Ka'ab al-Ahbar berkata: Tidak ada orang yang akan berkuasa


sebagaimana berkuasanya Mu'awiyah.

Adz-Dzahabi berkata: Ka'ab meninggal sebelum Mu'awiyah menjadi


khalifah, maka benarlah apa yang dikatakan Ka'ab. Sebab Mu'awiyah
menjadi khalifah selama dua puluh tahun, tidak ada pemberontakan
dan tidak ada yang menandinginya dalam kekuasaannya. Tidak seperti
para khalifah yang datang setelahnya. Mereka banyak yang
menentang, bahkan ada sebagian wilayah yang menyatakan
melepaskan diri.
Mu'awiyah melakukan pemberontakan kepada Ali sebagaimana yang
telah disinggung di muka, dan dia menyatakan dirinya sebagai
khalifah. Kemudian dia juga melakukan pemberontakan kepada al-
Hasan. Al-Hasan akhirnya mengundurkan diri. Kemudian Mu'awiyah
menjadi khalifah pada bulan Rabiul Awal atau Jumadil Ula, tahun 41 H.
Tahun ini disebut sebagai 'Aam Jama'ah (Tahun Kesatuan), sebab pada
tahun inilah umat Islam bersatu dalam menentukan satu khalifah. Pada
tahun itu pula Mu'awiyah mengangkat Marwan bin Hakam sebagai
gubernur Madinah.

Pada tahun 43 H, kota Rukhkhaj dan beberapa kota lainnya di Sajistan


ditaklukkan. Waddan di Barqah dan Kur di Sudan juga ditaklukkan.
Pada tahun itu pulalah Mu'awiyah menetapkan Ziyad anak ayahnya. Ini
-menurut ats-Tsa'labi- merupakan keputusan pertama yang dianggap
mengubah hukum yang ditetapkan Rasulullah.
Pada tahun 45 H, Qaiqan dibuka.

Pada tahun 50 H, Qauhustan dibuka lewat peperangan. Pada tahun 50


H, Mu'awiyah menyerukan untuk membaiat anaknya Yazid sebagai
putra mahkota dan khalifah setelahnya jika dia meninggal.
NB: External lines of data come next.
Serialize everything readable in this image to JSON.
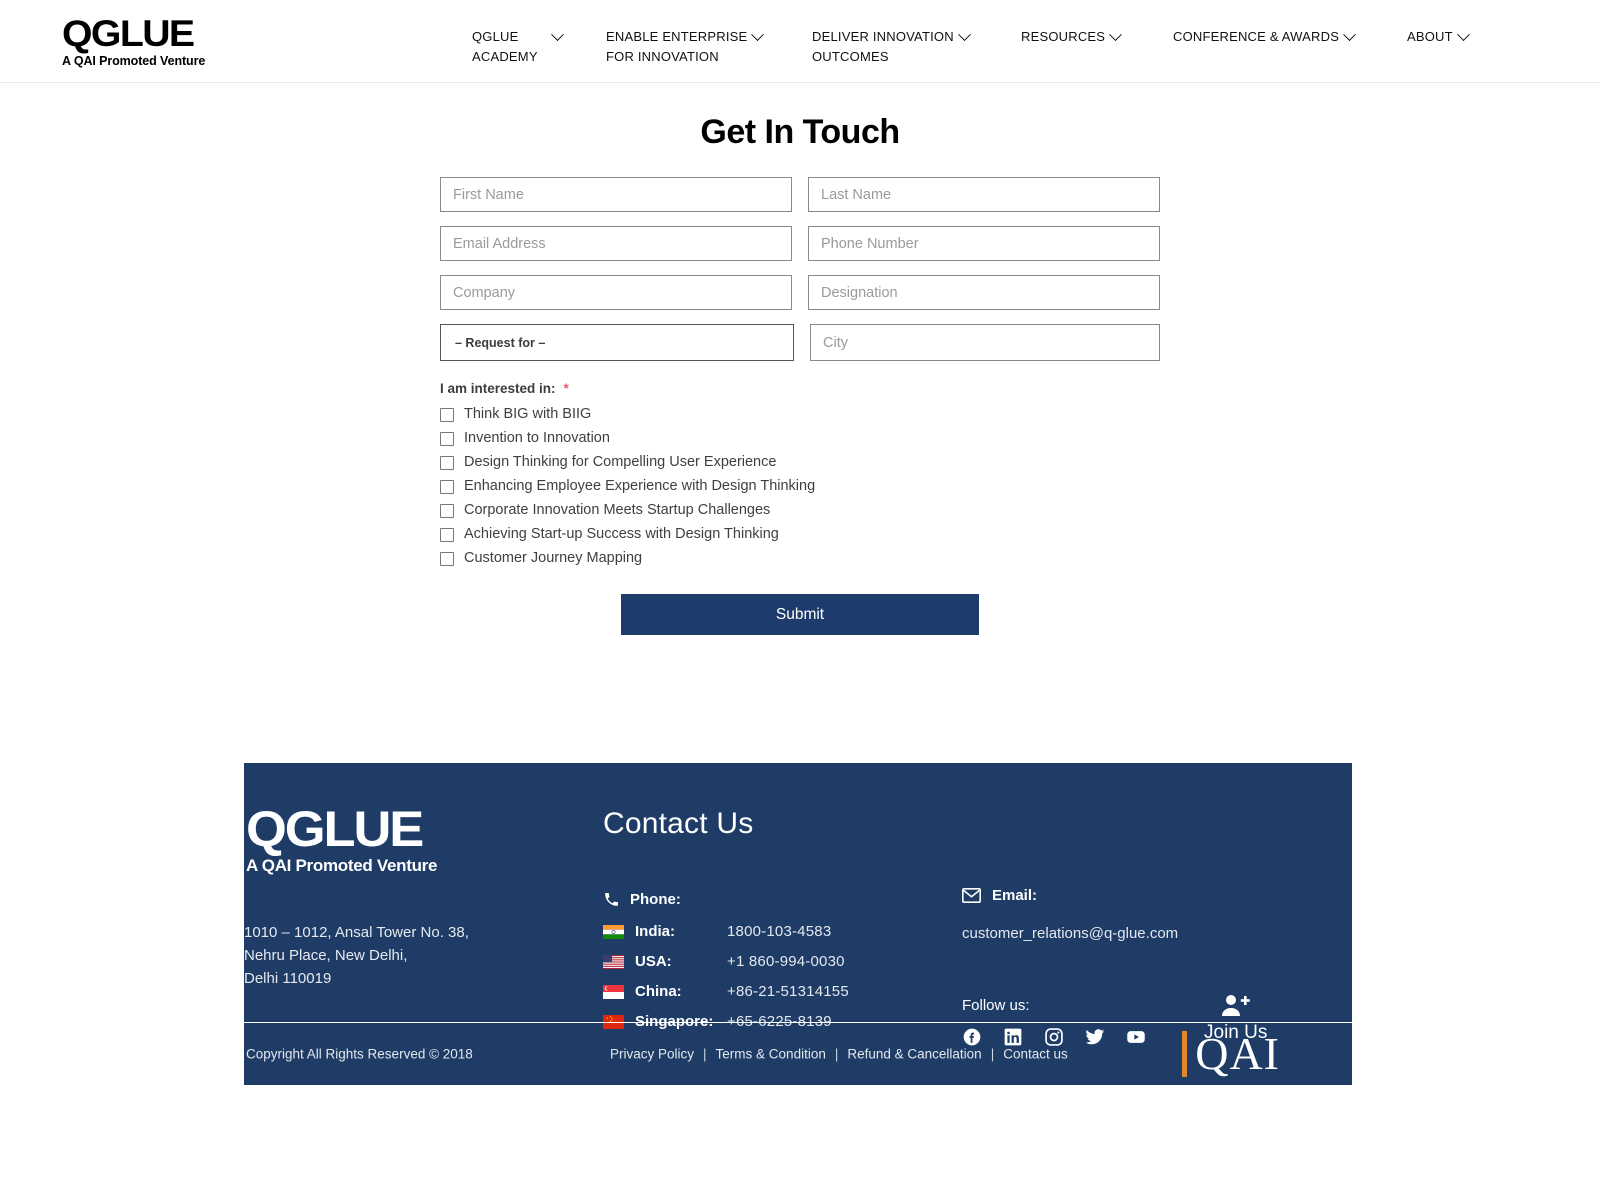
{
  "header": {
    "logo": {
      "word": "QGLUE",
      "tagline": "A QAI Promoted Venture"
    },
    "nav": [
      {
        "line1": "QGLUE",
        "line2": "ACADEMY",
        "caret": "chevron-down-icon",
        "far": true
      },
      {
        "line1": "ENABLE ENTERPRISE",
        "line2": "FOR INNOVATION",
        "caret": "chevron-down-icon",
        "far": false
      },
      {
        "line1": "DELIVER INNOVATION",
        "line2": "OUTCOMES",
        "caret": "chevron-down-icon",
        "far": false
      },
      {
        "line1": "RESOURCES",
        "line2": "",
        "caret": "chevron-down-icon",
        "far": false
      },
      {
        "line1": "CONFERENCE & AWARDS",
        "line2": "",
        "caret": "chevron-down-icon",
        "far": false
      },
      {
        "line1": "ABOUT",
        "line2": "",
        "caret": "chevron-down-icon",
        "far": false
      }
    ]
  },
  "main": {
    "title": "Get In Touch",
    "fields": {
      "first_name": {
        "placeholder": "First Name",
        "value": ""
      },
      "last_name": {
        "placeholder": "Last Name",
        "value": ""
      },
      "email": {
        "placeholder": "Email Address",
        "value": ""
      },
      "phone": {
        "placeholder": "Phone Number",
        "value": ""
      },
      "company": {
        "placeholder": "Company",
        "value": ""
      },
      "designation": {
        "placeholder": "Designation",
        "value": ""
      },
      "request_for": {
        "selected": "– Request for –"
      },
      "city": {
        "placeholder": "City",
        "value": ""
      }
    },
    "interest": {
      "label": "I am interested in:",
      "required_marker": "*",
      "options": [
        "Think BIG with BIIG",
        "Invention to Innovation",
        "Design Thinking for Compelling User Experience",
        "Enhancing Employee Experience with Design Thinking",
        "Corporate Innovation Meets Startup Challenges",
        "Achieving Start-up Success with Design Thinking",
        "Customer Journey Mapping"
      ]
    },
    "submit_label": "Submit"
  },
  "footer": {
    "logo": {
      "word": "QGLUE",
      "tagline": "A QAI Promoted Venture"
    },
    "address": [
      "1010 – 1012, Ansal Tower No. 38,",
      "Nehru Place, New Delhi,",
      "Delhi 110019"
    ],
    "contact_title": "Contact Us",
    "phone": {
      "icon": "phone-icon",
      "label": "Phone:",
      "entries": [
        {
          "flag": "india-flag-icon",
          "country": "India:",
          "number": "1800-103-4583"
        },
        {
          "flag": "usa-flag-icon",
          "country": "USA:",
          "number": "+1 860-994-0030"
        },
        {
          "flag": "singapore-flag-icon",
          "country": "China:",
          "number": "+86-21-51314155"
        },
        {
          "flag": "china-flag-icon",
          "country": "Singapore:",
          "number": "+65-6225-8139"
        }
      ]
    },
    "email": {
      "icon": "envelope-icon",
      "label": "Email:",
      "address": "customer_relations@q-glue.com"
    },
    "follow": {
      "label": "Follow us:",
      "socials": [
        "facebook-icon",
        "linkedin-icon",
        "instagram-icon",
        "twitter-icon",
        "youtube-icon"
      ]
    },
    "join": {
      "icon": "user-plus-icon",
      "label": "Join Us"
    },
    "copyright": "Copyright All Rights Reserved © 2018",
    "legal": [
      "Privacy Policy",
      "Terms & Condition",
      "Refund & Cancellation",
      "Contact us"
    ],
    "separator": "|",
    "qai_logo_text": "QAI"
  },
  "colors": {
    "brand_navy": "#1e3c66",
    "accent_orange": "#e2872c",
    "required_red": "#e8576f"
  }
}
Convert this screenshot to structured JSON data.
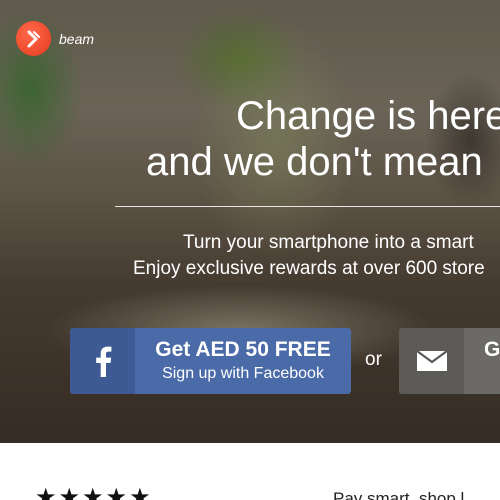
{
  "logo": {
    "wordmark": "beam"
  },
  "hero": {
    "headline_line1": "Change is here",
    "headline_line2": "and we don't mean",
    "subtext_line1": "Turn your smartphone into a smart",
    "subtext_line2": "Enjoy exclusive rewards at over 600 store"
  },
  "cta": {
    "facebook": {
      "main": "Get AED 50 FREE",
      "sub": "Sign up with Facebook",
      "icon": "facebook-icon"
    },
    "separator": "or",
    "email": {
      "main": "G",
      "icon": "envelope-icon"
    }
  },
  "below": {
    "rating_stars": "★★★★★",
    "teaser": "Pay smart, shop l"
  },
  "colors": {
    "facebook_blue": "#4a6aa8",
    "facebook_icon_bg": "#3d5a95",
    "email_gray": "#6c6a67",
    "logo_red": "#e53a1f"
  }
}
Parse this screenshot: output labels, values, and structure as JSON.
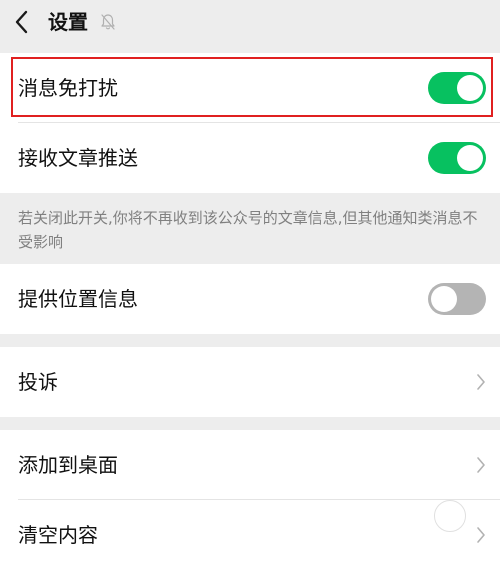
{
  "header": {
    "title": "设置",
    "back_icon": "back-chevron-icon",
    "mute_icon": "bell-muted-icon"
  },
  "settings": {
    "mute_notifications": {
      "label": "消息免打扰",
      "enabled": true
    },
    "receive_articles": {
      "label": "接收文章推送",
      "enabled": true
    },
    "note": "若关闭此开关,你将不再收到该公众号的文章信息,但其他通知类消息不受影响",
    "share_location": {
      "label": "提供位置信息",
      "enabled": false
    },
    "complaint": {
      "label": "投诉"
    },
    "add_to_desktop": {
      "label": "添加到桌面"
    },
    "clear_content": {
      "label": "清空内容"
    }
  },
  "colors": {
    "toggle_on": "#07c160",
    "toggle_off": "#b4b4b4",
    "highlight": "#e02020",
    "background": "#ededed"
  }
}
Mu'awiyah meninggal pada bulan Rajab tahun 60 H. Dia dimakamkan


di antara Bab al-Jabiyyah dan Bab ash-Shaghir. Disebutkan bahwa
usianya mencapai tujuh puluh tujuh tahun. Dia memiliki beberapa helai
rambut Rasulullah dan sebagian potongan kukunya. Dia mewasiatkan
agar dua benda itu di diletakkan di mulut dan kedua matanya pada
saat kematiannya. Dia berkata, “Kerjakan itu, dan biarkan saya
menemui Tuhan Yang Maha Pengasih lagi Maha penyayang!”.

PEMBAIATAN ALI DAN MENCARI PEMBUNUH KHALIFAH UTSMAN


Ali keluar dari rumah Utsman dengan penuh kemarahan terhadap
peristiwa yang terjadi. Sementara itu, orang-orang berlari kecil
mendatangi Ali seraya berkata, "Kita harus mengangkat amir.
Ulurkanlah tanganmu, kami baiat." Ali Menjawab, "Urusan ini bukan
hak kalian, tetapi hak para pejuang Badar. Siapa yang disetujui oleh
para pejuang Badar maka dialah yang berhak menjadi khalifah."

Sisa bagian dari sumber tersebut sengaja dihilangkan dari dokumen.